The editorial team will delete a comment that is off-topic, abusive, exceptionally incoherent, includes a slur or is soliciting and/or advertising. Repeated violations of the policy will result in revocation of your user account. Please keep in mind that this is our online home; ill-mannered house guests will be shown the door.


And THIS is why the Supreme Court really made a big fat error in the case of Illinois v. Caballes. In that case the majority of the justices found that the alert of a dog, even when the dog is used without suspicion, is grounds for probable cause and a search of the vehicle.

Nevermind that a dog cannot testify and there is no real way to know just how well trained a dog is. Did you know drug dogs often alert to residual cocaine on the money in your wallet? That's right, the 20 dollar bill that just came out of a cashier drawer that was used to snort coke four days ago... yep, that just gave the police complete and total control over your life.

Please file the paper and let us know - I'm sure many of us will send emails/letters and make phone calls to these folks.

Wouldn't expect any less from the police.

Keep us updated, Bil!

In watching some of the cop shows on TV, I find the whole dog alert thing pretty subjective. Sometimes the dog does go kind of nuts, but often I certainly didn't detect much of a reaction.

I remember this one show where the cops wanted to "confiscate" this guys money on the grounds that he'd gotten it from drug sales, so apparently to prove that, they had to prove the money had drug residue on it (I guess because if you get money from selling drugs, you wipe the money through the drugs before you hand them over...but that's a post by itself). So to determine this, they took the money and put it in the gas cap area of one of the police cars. The cop started the dog around the car, and never touched the car, until he got to the gas cap. Then the handler tapped the gas cap cover, and surprise! the dog alerted.

Unfortunately, like tasers, dogs are a useful law enforcement tool that is now being misused.

This is why I always have my video cam in my car. If I see something suspicious being done by police or bad guys (sometimes there may not be a difference), I have proof in case someone is pigeon-holed like the victim, Chris Mason. This has got to stop, and the first visit would be to a good attorney!

I give Chris a lot of credit for what he's doing. I remember meeting him several years ago in Boston and thinking "this guy is going to be the mayor or senator some day."

Chris is making a great video about LGBT activists and problem areas across the US. But he is running out of money.

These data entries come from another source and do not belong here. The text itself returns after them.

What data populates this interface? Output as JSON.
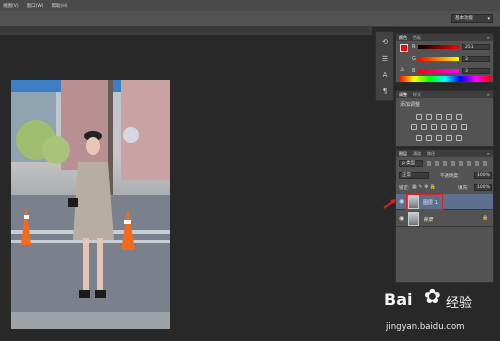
{
  "menubar": {
    "items": [
      "视图(V)",
      "窗口(W)",
      "帮助(H)"
    ]
  },
  "optionsbar": {
    "workspace": "基本功能"
  },
  "color_panel": {
    "tabs": [
      "颜色",
      "色板"
    ],
    "channels": [
      {
        "label": "R",
        "value": "251"
      },
      {
        "label": "G",
        "value": "3"
      },
      {
        "label": "B",
        "value": "3"
      }
    ],
    "foreground_color": "#fb0303",
    "background_color": "#000000"
  },
  "adjust_panel": {
    "tabs": [
      "调整",
      "样式"
    ],
    "title": "添加调整"
  },
  "layers_panel": {
    "tabs": [
      "图层",
      "通道",
      "路径"
    ],
    "kind_filter": "ρ 类型",
    "blend_mode": "正常",
    "opacity_label": "不透明度:",
    "opacity_value": "100%",
    "lock_label": "锁定:",
    "fill_label": "填充:",
    "fill_value": "100%",
    "layers": [
      {
        "name": "图层 1",
        "selected": true,
        "highlighted_red": true
      },
      {
        "name": "背景",
        "locked": true
      }
    ]
  },
  "watermark": {
    "brand": "Bai",
    "brand2": "经验",
    "url": "jingyan.baidu.com"
  }
}
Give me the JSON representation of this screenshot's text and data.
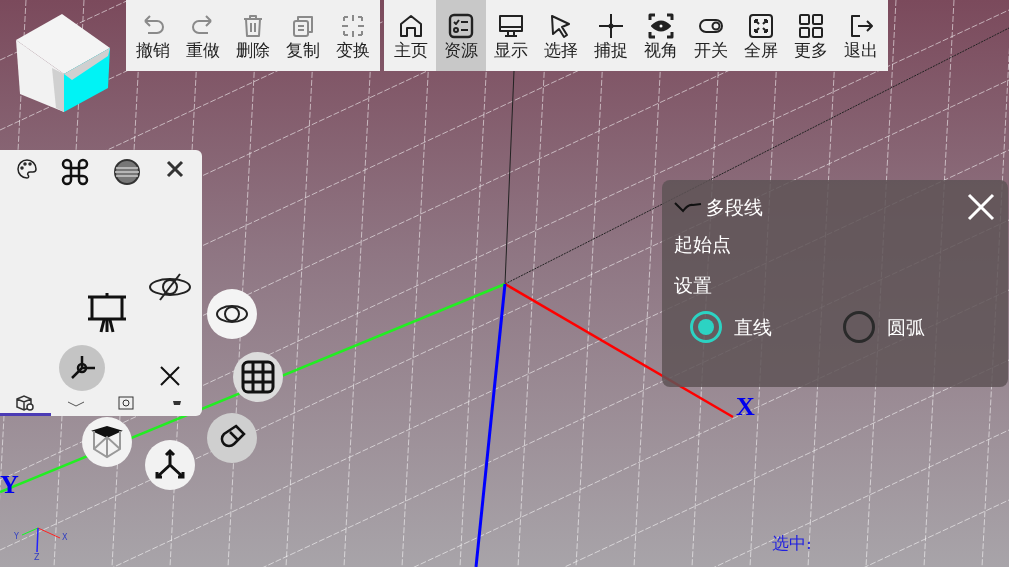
{
  "toolbar": {
    "groups": [
      {
        "items": [
          {
            "kind": "undo",
            "label": "撤销",
            "disabled": true,
            "selected": false
          },
          {
            "kind": "redo",
            "label": "重做",
            "disabled": true,
            "selected": false
          },
          {
            "kind": "trash",
            "label": "删除",
            "disabled": true,
            "selected": false
          },
          {
            "kind": "copy",
            "label": "复制",
            "disabled": true,
            "selected": false
          },
          {
            "kind": "transform",
            "label": "变换",
            "disabled": true,
            "selected": false
          }
        ]
      },
      {
        "items": [
          {
            "kind": "home",
            "label": "主页",
            "disabled": false,
            "selected": false
          },
          {
            "kind": "list",
            "label": "资源",
            "disabled": false,
            "selected": true
          },
          {
            "kind": "monitor",
            "label": "显示",
            "disabled": false,
            "selected": false
          },
          {
            "kind": "cursor",
            "label": "选择",
            "disabled": false,
            "selected": false
          },
          {
            "kind": "cross",
            "label": "捕捉",
            "disabled": false,
            "selected": false
          },
          {
            "kind": "eye",
            "label": "视角",
            "disabled": false,
            "selected": false
          },
          {
            "kind": "toggle",
            "label": "开关",
            "disabled": false,
            "selected": false
          },
          {
            "kind": "fullscreen",
            "label": "全屏",
            "disabled": false,
            "selected": false
          },
          {
            "kind": "grid",
            "label": "更多",
            "disabled": false,
            "selected": false
          },
          {
            "kind": "exit",
            "label": "退出",
            "disabled": false,
            "selected": false
          }
        ]
      }
    ]
  },
  "resource_panel": {
    "tabs": [
      {
        "kind": "cube",
        "selected": true
      },
      {
        "kind": "layers",
        "selected": false
      },
      {
        "kind": "camera",
        "selected": false
      },
      {
        "kind": "cart",
        "selected": false
      }
    ]
  },
  "viewport": {
    "axis_labels": [
      "X",
      "Y"
    ],
    "mini_axis_labels": [
      "Y",
      "X",
      "Z"
    ],
    "status": "选中:"
  },
  "command_panel": {
    "title": "多段线",
    "prompt": "起始点",
    "settings_label": "设置",
    "options": [
      {
        "label": "直线",
        "selected": true
      },
      {
        "label": "圆弧",
        "selected": false
      }
    ]
  }
}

I've been following his progress across the US and worrying about him the whole way at:

http://drivngequality.com

I've donated, and I've been trying to encourage my friends to do the same, but I think they are getting tired of me bugging them. You can see his videos on YouTube under DrivingEquality. This should be an awesome movie when it's done. I encourage everyone to donate so he can finish it.

nothing surprises me any more..but there is some good news.In Fort Worth they fired 2 agents and a supervisor and disciplined two other high-ranking employees after an investigation into a controversial raid on a Fort Worth gay bar revealed numerous policy violations.(stolen from my Dallas Morning News..or the DAM News as I call it)..Plus they have announced several policy and procedural changes. I was so mad when it happened especially since they just flat out lied about the reason they were there, their behavior and their lies about the customers behavior. So...maybe this will be a new start for all of them.